I just want to point out that this polarity of independence and dependence, of agency and communion. It’s so important to hold both of these so deeply. And when we do, we can get a taste of interdependence, a higher order possibility that’s elaborated on really beautifully in the Buddhist tradition.
Alright. Let’s take a moment to practice.
Use this script as a meditation you might read to yourself or others:
*start practice*
Start by taking a couple deep breaths, and really just let go on the out-breath. Let go of everything you don’t need: the stale air at the bottom of the lungs, the tension in your body, the emotional baggage, the stale thoughts that roll over and over in your awareness. Just take a minute to let that go.
Give yourself a moment to just let the dust settle. You don’t have to make anything happen. You don’t have to meditate. Just doing nothing, taking your foot off the gas pedal is enough. Nature will take care of the rest.
And now you can bring your awareness into the physical body and really just soaking through all of the physical body like water soaking through a sponge. Just enjoying embodiment in this moment, feeling the boundaries of the physical body. Where you stop and the world begins. Notice what your sense of that boundary is.
Feel your own emotion. Your thoughts in this moment. Feel a sense of your own personal history. The journey of your life, of your soul, if you think in those terms. All the decisions you’ve made, the will that you’ve exercised to arrive in this very moment. And appreciate for a moment, the power of your own agency. Your own autonomy. Your own freedom to choose a life for yourself. To create a life like an artist. Feel what a gift this is.
Notice that this gift of freedom, agency, autonomy, can’t exist without countless other conditions. Notice that the very air you breathe is a condition of your freedom. Just to have air to breathe is a profound gift that supports your life, your autonomy, your destiny. Take a moment to just appreciate it, to bring your awareness to it fully.
Feel the ground beneath you, the stability of the ground. In this moment you can trust your weight to the ground. Relax into it. And allow it to hold you, to support you.
Appreciate in this moment, that if you’re able to just enjoy this moment of awareness that you live in a place in the world that’s safe enough, that allows you to just venture inward for a moment. In this moment you’re able to let go and go inward. This is a gift. This is a luxury that many people on the planet don’t have. Civil unrest in Ethiopia. Immigrants. Syria. Crossing dangerous waters. There’s so many people who don’t have an environment where they can just rest and let go.

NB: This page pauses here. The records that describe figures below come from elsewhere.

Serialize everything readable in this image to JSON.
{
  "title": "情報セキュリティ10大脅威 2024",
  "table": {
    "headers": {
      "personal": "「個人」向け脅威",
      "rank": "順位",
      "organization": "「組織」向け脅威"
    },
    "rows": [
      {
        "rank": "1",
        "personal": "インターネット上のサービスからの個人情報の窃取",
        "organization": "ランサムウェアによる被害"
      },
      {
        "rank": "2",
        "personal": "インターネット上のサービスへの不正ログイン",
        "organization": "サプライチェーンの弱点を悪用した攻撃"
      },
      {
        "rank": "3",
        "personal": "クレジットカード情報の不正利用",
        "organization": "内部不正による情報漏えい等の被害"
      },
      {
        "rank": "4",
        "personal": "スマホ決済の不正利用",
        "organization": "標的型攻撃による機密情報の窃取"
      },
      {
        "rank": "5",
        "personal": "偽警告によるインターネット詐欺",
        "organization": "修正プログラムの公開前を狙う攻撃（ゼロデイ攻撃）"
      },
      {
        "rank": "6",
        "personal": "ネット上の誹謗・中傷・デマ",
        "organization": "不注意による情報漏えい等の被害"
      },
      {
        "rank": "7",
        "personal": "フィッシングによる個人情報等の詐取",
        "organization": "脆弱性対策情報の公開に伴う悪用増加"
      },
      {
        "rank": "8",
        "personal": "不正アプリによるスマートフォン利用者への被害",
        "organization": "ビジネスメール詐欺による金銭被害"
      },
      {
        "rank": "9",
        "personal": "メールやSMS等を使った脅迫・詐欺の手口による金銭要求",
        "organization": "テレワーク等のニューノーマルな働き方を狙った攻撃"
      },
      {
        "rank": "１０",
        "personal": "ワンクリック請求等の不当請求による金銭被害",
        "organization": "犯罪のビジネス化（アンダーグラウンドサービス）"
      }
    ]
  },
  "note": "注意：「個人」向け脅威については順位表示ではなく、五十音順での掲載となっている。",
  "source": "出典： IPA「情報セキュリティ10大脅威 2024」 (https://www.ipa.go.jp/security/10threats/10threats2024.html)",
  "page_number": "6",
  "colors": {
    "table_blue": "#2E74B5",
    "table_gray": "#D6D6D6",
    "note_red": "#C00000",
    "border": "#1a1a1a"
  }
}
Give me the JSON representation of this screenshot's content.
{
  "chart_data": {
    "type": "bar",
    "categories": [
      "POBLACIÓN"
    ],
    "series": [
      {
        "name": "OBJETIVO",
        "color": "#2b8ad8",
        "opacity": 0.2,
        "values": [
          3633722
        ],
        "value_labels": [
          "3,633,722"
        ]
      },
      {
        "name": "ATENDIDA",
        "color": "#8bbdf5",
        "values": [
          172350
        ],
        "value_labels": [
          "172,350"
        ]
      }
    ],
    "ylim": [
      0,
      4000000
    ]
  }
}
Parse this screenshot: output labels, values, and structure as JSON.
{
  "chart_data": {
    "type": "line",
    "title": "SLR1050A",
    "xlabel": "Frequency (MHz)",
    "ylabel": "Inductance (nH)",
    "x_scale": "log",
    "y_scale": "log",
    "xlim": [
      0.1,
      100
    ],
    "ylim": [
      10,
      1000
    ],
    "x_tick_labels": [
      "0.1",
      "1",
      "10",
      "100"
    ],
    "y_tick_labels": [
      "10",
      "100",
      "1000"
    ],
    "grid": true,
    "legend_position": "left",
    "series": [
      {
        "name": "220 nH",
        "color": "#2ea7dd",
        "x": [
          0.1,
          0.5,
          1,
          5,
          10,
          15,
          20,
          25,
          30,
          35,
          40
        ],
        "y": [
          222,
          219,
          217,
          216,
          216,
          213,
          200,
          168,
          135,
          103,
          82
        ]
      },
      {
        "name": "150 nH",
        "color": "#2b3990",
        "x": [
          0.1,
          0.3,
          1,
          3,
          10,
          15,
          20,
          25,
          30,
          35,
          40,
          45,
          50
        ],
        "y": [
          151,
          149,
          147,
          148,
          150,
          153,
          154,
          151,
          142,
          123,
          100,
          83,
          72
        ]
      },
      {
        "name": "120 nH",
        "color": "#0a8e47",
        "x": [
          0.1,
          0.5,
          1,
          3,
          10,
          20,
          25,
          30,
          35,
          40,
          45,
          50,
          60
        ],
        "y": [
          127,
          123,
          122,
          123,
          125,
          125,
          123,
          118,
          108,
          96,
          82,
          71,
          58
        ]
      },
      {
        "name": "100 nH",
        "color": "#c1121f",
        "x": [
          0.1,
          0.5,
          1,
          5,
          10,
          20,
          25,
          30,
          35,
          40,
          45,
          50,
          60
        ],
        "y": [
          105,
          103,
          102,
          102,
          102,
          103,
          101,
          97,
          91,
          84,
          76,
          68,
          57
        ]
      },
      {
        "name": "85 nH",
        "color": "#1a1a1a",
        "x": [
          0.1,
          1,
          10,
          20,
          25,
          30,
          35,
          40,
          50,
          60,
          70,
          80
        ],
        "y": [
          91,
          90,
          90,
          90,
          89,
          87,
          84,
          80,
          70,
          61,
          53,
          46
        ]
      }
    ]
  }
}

And for a moment you can bring key relationships into your life. Who are the people in this time in your life who deeply support you. Believe in you. Give you their love. Imagine their faces in this moment. Their presence. The gifts they offer so freely to you just by way of who they are, not even anything they do, but just the people that they are to you. Their presence in your life. Feel of that goodness. Feel this condition co-arising with the condition of your own being. Your own individuality. Your own independence. Feel the way this supports you, sustains you, uplifts you.

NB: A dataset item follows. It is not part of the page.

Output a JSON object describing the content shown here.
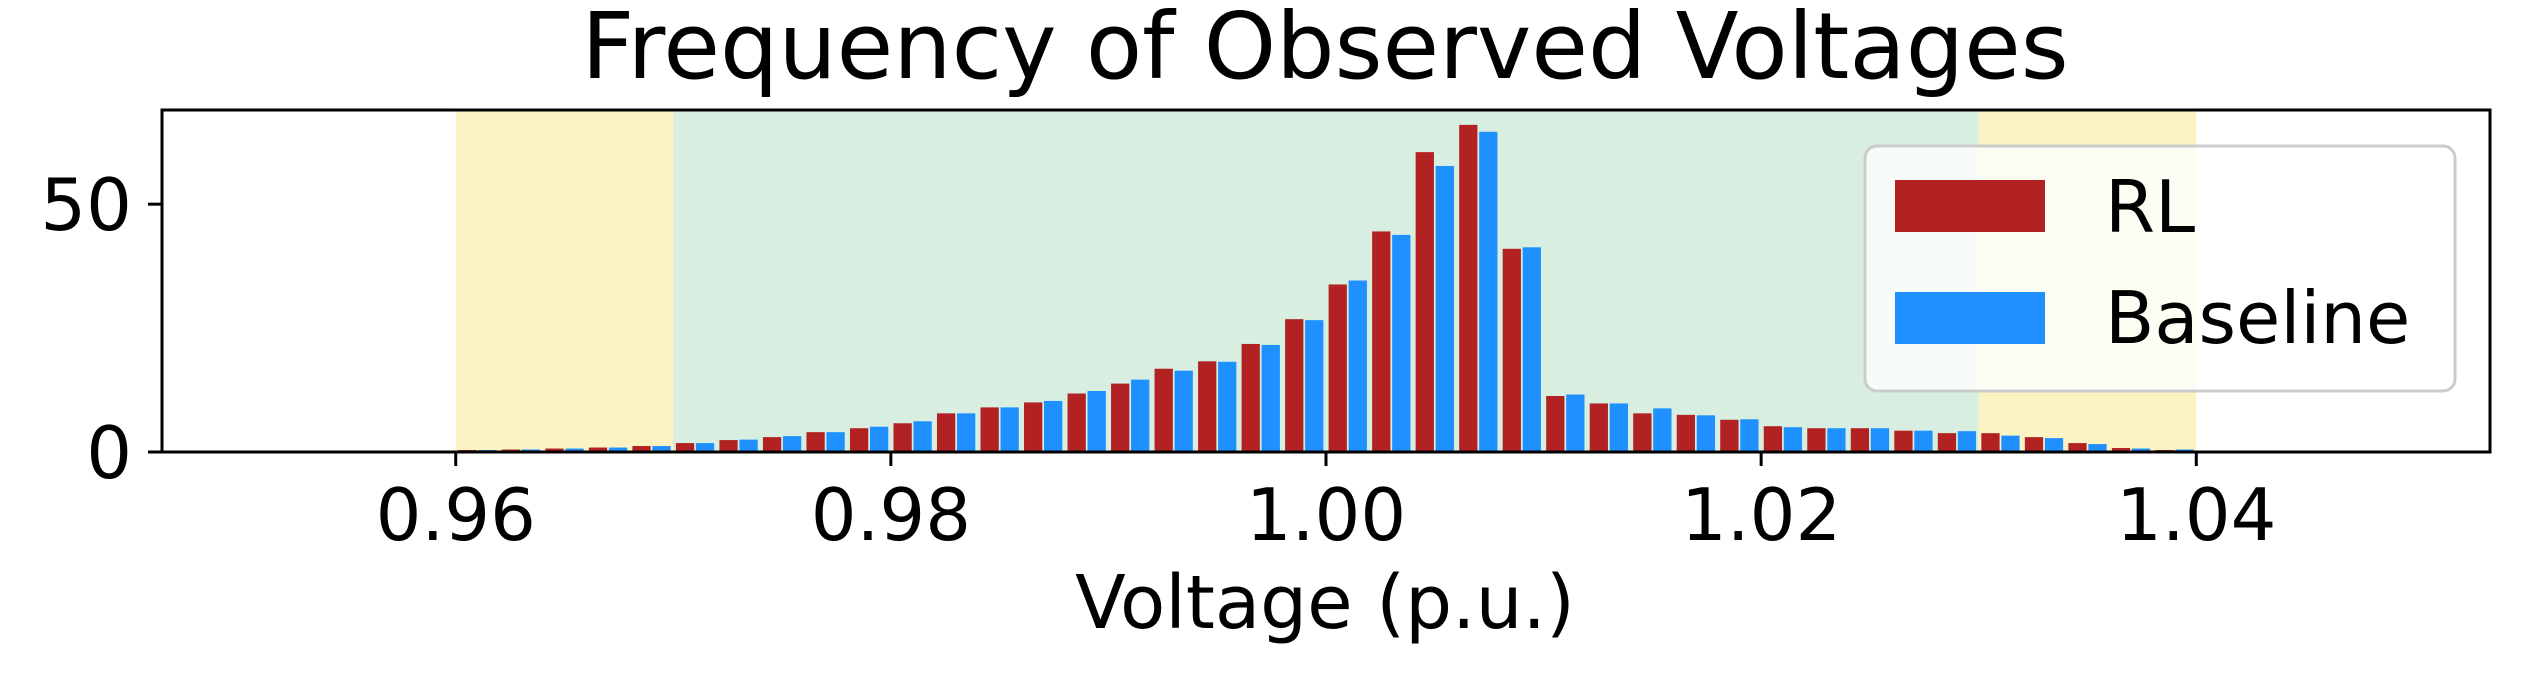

Notice the gift of love itself. Not even bound by a person, but this incredible love that permeates absolutely everything. It’s available if we just open our awareness. Open our hearts. If we raise our sails and feel it guiding us home.
There are too many gifts to name. Too many conditions to name. That co-arise with our being every moment. To just stop and reflect on everything that makes us and supports us. That makes us possible. We celebrate interdependence. We become the activity of creation itself. Infinite conditions. Mutually co-arising. In a great symphony of life. Of love. Of light.